Sardegna ancora rovente, oltre 45 gradi nel Nuorese
Oltre 45 gradi a Orani, e 42,4 a Ottana, dove la macchina regionale antincendi sta cercando di avere la meglio su un vasto incendio che ha raggiunto la zona industriale. Il Nuorese e, in generale, l'interno della Sardegna, si conferma tra le zone più roventi d'Italia, in questi giorni da bollino rosso. I dati sono stati diffusi alle 17 dalla rete delle stazioni dell'Agenzia regionale per la protezione dell'Ambiente. Non mancano punte sopra i 40 gradi nell'Oristanese, in Gallura e nel Sulcis. In vari territori, secondo i dati di Sardegna Clima, si registrano notti tropicali con temperature al di sopra dei 23 gradi ed escursioni termine tra le minime e le massime con punte di 20-21 gradi.
Bonelli (Avs): "Meloni continua a non proferire una parola sulla crisi climatica"
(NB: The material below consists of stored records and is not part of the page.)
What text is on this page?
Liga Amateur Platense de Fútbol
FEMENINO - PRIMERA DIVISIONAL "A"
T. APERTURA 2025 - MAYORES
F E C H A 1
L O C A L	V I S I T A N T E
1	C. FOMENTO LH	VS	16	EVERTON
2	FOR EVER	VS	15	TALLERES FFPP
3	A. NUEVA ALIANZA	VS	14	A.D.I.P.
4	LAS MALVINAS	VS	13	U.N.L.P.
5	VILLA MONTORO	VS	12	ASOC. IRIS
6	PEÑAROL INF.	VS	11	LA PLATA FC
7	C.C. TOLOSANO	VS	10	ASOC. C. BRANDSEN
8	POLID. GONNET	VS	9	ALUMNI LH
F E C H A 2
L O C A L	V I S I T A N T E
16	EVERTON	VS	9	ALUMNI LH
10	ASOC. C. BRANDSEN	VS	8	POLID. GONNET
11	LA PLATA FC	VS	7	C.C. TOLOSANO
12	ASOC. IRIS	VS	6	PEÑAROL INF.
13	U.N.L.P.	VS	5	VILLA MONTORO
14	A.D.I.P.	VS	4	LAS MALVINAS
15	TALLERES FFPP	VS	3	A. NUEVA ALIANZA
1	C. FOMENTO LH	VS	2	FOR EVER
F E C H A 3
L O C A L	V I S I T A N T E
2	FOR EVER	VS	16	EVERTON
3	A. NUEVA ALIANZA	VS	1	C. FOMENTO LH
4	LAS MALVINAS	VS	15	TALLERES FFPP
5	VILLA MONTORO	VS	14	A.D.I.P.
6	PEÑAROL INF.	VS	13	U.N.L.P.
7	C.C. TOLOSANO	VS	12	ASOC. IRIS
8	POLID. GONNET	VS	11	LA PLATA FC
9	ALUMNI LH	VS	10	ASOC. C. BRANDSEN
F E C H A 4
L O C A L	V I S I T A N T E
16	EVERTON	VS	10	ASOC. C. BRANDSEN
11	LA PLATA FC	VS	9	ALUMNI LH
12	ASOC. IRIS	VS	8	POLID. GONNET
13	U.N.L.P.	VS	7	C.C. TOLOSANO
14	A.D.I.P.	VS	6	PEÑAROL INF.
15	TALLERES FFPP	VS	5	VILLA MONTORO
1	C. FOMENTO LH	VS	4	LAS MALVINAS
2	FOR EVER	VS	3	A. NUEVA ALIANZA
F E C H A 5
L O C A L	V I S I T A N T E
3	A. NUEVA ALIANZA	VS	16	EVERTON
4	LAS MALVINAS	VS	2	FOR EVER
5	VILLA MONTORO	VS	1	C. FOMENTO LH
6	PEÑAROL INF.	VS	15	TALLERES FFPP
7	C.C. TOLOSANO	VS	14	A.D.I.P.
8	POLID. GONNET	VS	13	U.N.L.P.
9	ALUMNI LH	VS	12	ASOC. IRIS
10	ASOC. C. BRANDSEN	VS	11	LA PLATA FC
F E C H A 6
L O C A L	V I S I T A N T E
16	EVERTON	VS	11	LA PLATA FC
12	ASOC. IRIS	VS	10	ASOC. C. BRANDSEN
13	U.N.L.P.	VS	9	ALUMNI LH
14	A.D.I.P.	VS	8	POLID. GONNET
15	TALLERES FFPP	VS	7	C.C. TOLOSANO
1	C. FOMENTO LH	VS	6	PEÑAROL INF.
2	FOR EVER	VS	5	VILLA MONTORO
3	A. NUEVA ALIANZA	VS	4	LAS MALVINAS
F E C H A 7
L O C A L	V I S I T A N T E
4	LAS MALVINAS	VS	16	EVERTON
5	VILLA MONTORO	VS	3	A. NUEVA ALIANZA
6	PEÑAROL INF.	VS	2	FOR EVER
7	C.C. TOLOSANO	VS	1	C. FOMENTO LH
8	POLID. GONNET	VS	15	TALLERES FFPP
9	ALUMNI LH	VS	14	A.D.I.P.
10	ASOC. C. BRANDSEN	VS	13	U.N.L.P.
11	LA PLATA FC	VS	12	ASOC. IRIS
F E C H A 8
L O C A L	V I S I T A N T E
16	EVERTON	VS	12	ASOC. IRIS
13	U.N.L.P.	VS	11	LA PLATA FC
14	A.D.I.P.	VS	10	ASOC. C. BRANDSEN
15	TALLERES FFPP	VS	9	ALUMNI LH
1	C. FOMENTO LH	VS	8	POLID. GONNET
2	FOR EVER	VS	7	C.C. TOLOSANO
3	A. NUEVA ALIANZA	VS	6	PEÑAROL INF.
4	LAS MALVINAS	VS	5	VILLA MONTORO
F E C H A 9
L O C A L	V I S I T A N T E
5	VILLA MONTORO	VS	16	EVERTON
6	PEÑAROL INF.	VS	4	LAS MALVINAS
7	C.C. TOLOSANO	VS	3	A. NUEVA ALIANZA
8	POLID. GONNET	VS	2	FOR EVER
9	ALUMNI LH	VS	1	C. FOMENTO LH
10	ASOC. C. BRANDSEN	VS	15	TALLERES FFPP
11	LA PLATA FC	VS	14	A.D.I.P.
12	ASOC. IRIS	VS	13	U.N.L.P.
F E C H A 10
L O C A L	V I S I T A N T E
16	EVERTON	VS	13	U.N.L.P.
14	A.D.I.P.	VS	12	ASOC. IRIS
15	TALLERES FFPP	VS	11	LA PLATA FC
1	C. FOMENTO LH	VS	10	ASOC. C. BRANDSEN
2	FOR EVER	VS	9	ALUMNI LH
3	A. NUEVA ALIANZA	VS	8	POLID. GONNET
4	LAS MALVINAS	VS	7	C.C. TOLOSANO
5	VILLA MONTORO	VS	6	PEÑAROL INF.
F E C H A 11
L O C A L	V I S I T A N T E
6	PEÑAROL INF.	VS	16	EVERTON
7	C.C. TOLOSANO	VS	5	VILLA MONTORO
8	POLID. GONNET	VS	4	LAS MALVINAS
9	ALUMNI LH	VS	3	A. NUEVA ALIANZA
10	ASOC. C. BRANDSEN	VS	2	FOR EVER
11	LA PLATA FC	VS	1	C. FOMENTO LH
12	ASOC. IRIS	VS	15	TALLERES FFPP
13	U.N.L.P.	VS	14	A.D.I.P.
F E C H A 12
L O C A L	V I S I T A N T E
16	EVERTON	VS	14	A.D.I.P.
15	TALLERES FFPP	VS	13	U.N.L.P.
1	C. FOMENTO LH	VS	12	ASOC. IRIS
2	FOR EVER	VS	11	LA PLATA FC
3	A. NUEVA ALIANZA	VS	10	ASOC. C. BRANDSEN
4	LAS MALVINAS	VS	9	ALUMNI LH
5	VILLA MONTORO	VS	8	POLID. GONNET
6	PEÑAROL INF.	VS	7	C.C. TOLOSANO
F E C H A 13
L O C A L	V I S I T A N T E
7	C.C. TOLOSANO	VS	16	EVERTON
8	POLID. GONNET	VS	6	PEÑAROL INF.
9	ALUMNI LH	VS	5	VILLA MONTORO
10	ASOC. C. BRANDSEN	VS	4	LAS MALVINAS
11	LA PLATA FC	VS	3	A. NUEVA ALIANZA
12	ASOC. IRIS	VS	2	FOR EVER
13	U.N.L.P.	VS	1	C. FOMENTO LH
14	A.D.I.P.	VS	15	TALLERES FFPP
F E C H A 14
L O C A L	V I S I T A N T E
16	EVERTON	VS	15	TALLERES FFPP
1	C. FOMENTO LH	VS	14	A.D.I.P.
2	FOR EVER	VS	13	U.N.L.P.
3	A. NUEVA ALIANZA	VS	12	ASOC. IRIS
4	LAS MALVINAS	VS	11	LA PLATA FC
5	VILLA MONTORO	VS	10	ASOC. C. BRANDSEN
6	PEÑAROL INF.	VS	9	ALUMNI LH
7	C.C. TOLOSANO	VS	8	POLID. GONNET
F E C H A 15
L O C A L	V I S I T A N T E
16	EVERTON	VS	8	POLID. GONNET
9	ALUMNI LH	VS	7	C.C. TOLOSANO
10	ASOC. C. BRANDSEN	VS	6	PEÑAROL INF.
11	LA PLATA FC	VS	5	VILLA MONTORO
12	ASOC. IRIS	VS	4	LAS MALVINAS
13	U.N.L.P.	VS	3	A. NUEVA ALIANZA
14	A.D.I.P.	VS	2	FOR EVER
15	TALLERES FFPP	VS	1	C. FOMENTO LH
'Mentre l'Italia continua a essere nella morsa del caldo, con giugno che è stato il mese più caldo mai registrato in Europa occidentale e con il Mar Mediterraneo che sta raggiungendo temperature fuori scala, con aree marine fino a 6 gradi sopra la media degli ultimi quarant'anni, la Presidente del Consiglio Giorgia Meloni continua a non proferire una parola sulla crisi climatica. Un silenzio e un'inazione gravi e incomprensibili. Anzi in parlamento la destra vuole approvare la legge che consente di cacciare nei parchi e a dieci specie protette." Ad affermarlo è Angelo Bonelli, deputato AVS e co-portavoce di Europa Verde che prosegue: "Intanto la desertificazione sta mettendo in discussione la possibilità di continuare a coltivare la terra, soprattutto nel Mezzogiorno. In Italia il 21% del territorio è a rischio desertificazione, mentre in Sicilia la percentuale supera il 60%. Una situazione aggravata dalla profonda crisi idrica che sta vivendo il nostro Paese, basti pensare che Il 42% dell'acqua potabile va perso a causa di acquedotti fatiscenti: 3,4 miliardi di metri cubi all'anno, sufficienti a soddisfare il fabbisogno di 43 milioni di persone'. 'Va dichiarato subito lo stato di emergenza nazionale, un piano di adattamento climatico che sia finanziato, investimenti veri nelle reti idriche che allo stato attuale continuano a perdere quasi la metà dell'acqua. Aspettiamo che la presidente del consiglio affronti le vere emergenze dell'Italia che non è la legge elettorale." conclude Bonelli.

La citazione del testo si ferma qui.